I also want to draw two bar charts comparing the absolute and percentage increase in number of deaths. We’ll be able to see that while some types of cancer has higher rate of growth, the numbers of deaths are not high enough for our full attention. Some balance between these two metrics should be found.
year2014 = by_cause_year[year==2014]
year2008 = by_cause_year[year==2008]
tmp = merge(year2014, year2008, by="cause_name")
tmp$delta = tmp$N.x - tmp$N.y
change_6_year = tmp[,c("cause_name","delta", "ratio.x"), with=F]
rm(tmp)
p1 = ggplot(change_6_year[abs(delta)>100], aes(x=cause_name, weight=delta, fill=cause_name)) +
geom_bar() + scale_x_discrete(labels=NULL) +
xlab("Cause of Death") + ylab("Deaths") +
ggtitle("Increase in Deaths from 2008 to 2014") + labs(fill=NULL)

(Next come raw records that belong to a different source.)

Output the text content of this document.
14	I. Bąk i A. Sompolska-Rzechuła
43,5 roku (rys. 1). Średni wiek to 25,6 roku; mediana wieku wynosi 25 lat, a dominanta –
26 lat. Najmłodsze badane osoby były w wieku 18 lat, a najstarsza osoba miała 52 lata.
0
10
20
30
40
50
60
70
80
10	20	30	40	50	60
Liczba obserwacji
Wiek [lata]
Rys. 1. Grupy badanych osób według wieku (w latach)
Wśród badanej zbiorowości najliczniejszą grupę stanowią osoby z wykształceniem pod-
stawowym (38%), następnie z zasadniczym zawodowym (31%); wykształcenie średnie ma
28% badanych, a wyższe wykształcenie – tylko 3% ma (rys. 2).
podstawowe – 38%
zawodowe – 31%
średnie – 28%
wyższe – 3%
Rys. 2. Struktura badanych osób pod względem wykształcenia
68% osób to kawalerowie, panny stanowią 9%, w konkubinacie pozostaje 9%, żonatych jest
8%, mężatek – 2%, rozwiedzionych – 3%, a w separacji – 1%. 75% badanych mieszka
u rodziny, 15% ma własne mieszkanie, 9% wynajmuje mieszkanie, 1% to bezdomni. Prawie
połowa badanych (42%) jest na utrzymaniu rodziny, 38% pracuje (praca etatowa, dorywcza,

p2 = ggplot(change_6_year[abs(delta)>100], aes(x=cause_name, weight=(ratio.x-1)*100, fill=cause_name)) +
geom_bar()+ scale_x_discrete(labels=NULL) +
xlab("Cause of Death") + ylab("Percent") +
ggtitle("Percentage Increase in Deaths from 2008 to 2014") + labs(fill=NULL) +
geom_hline(yintercept = 18.46, linetype="dashed")
# Render locally
library(gridExtra)
grid.arrange(p1, p2, ncol=1)
# Publish to Plotly
ggplotly(p2)
ggplotly(p1)
This brings us to another issue/constraint of Plotly – We can’t combine multiple plots in one place as we can locally using gridExtra. Facet plots should still work, though.
Local plots (dashed line represents the overall percentage growth):
Plotly version of the plots:
The horizontal line in the second plot failed to extend to both ends of the x-axis. Couldn’t find a way in the web interface to fix that.
In conclusion, there are some loses of information from ggplot2 objects to Plotly, but most of them are easily fixable through the web interface. Plotly can save data scientists a lot of time with their powerful API. I might also try the API for Python and see if it works as well as the one for R.